India will look to revive trade with the European Free Trade Association (EFTA) bloc—comprising Switzerland, Norway, Iceland, and Liechtenstein—now that its economic partnership agreement came into force on October 1.
The move comes against the backdrop of a steady decline in EFTA’s share in India’s trade over the past decade. Switzerland and Norway are among the bloc’s biggest players.
EFTA accounted for 0.45 percent of India’s exports and just over 3 percent of its imports in FY25, down from 0.59 percent and 5.2 percent, respectively, in FY16. Switzerland alone dominates India’s EFTA trade, but its share in India’s imports has fallen from over 5 percent in FY16 to just about 3 percent in FY25.
Trade trends over the decade
India’s exports to EFTA countries rose only marginally over the past ten years, from $1.54 billion in FY16 to $1.97 billion in FY25. Switzerland accounted for the bulk of this, with exports climbing from $977 million to $1.47 billion in the period. Exports to Norway remained modest, averaging $400–500 million annually, while Iceland and Liechtenstein together accounted for less than $70 million in FY25.

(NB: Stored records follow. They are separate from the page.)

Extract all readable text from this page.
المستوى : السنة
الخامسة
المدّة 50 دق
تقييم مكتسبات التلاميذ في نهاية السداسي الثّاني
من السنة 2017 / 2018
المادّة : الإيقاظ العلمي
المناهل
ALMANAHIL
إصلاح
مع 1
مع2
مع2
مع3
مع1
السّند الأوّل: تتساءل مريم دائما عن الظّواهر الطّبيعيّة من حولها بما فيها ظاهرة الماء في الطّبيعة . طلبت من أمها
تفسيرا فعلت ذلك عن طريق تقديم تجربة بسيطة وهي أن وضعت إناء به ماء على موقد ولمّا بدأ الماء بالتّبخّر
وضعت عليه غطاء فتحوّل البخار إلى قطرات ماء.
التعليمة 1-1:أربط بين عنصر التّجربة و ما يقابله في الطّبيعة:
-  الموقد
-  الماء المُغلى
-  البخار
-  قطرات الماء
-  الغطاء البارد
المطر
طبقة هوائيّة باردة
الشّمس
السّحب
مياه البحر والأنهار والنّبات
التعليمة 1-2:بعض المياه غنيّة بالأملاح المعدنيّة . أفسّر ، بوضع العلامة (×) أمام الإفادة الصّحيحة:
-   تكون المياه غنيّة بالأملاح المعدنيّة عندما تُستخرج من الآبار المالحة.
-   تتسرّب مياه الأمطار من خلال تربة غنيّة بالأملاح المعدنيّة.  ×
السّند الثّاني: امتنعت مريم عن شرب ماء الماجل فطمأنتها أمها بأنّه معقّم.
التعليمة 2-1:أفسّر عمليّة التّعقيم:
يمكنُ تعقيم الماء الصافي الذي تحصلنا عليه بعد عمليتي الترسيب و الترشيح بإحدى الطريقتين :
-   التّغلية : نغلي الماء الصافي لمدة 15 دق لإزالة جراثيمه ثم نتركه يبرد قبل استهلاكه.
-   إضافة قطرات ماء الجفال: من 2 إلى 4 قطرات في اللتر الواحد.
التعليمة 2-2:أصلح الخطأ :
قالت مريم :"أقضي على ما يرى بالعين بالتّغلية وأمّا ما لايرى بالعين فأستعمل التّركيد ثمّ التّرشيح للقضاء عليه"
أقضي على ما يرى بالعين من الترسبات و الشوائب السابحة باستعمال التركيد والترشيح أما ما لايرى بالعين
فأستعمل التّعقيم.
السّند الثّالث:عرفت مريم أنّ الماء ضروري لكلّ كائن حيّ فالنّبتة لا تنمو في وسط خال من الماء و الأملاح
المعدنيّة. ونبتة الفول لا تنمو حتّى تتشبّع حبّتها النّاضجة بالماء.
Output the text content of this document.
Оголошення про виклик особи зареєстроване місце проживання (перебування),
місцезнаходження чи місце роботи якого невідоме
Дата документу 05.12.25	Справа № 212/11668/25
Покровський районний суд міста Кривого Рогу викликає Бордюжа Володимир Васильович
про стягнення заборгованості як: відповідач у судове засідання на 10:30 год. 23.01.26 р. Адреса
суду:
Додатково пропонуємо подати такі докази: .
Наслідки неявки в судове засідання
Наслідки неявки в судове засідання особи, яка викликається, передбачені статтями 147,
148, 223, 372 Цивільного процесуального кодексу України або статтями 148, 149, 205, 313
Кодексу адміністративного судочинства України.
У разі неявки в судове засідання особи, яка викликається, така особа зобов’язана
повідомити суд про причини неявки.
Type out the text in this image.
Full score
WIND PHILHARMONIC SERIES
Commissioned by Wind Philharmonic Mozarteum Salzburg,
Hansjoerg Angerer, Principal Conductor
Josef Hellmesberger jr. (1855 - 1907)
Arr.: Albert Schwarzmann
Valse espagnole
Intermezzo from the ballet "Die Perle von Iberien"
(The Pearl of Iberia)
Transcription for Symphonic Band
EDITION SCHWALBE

Imports, however, remained far larger in scale—dominated by Switzerland’s gold and precious metals trade. India’s imports from EFTA stood at $22.4 billion in FY25, only slightly above the $19.9 billion recorded in FY16, but with sharp fluctuations in between. Imports from Switzerland touched a high of $23.4 billion in FY22 before falling to $21.8 billion last year. Norway’s share, once above $2 billion, fell back to just over $600 million in FY25. Falling share in overall trade
EFTA’s share in India’s overall imports and exports has been on a steady decline. India’s exports to the bloc remained under 0.5 percent of its global exports for most of the last decade. This has made EFTA one of India’s smaller trading partners despite the high-value nature of gold, metals, and niche industrial goods involved in the trade.
FTA hopes for revival
With the new FTA in place, India will hope to increase trade volumes with the bloc, expanding into pharmaceuticals, machinery, IT services, and renewable energy segments as it tries to offset the impact of US tariffs.
Manufacturing activity numbers released by HSBC on October 1 showed that the strategy seems to be working.
“There was a pick-up in growth of international orders at the end of the second fiscal quarter, as Indian manufacturers welcomed improvements in demand from Asia, Europe, the Americas and the Middle East,” HSBC noted.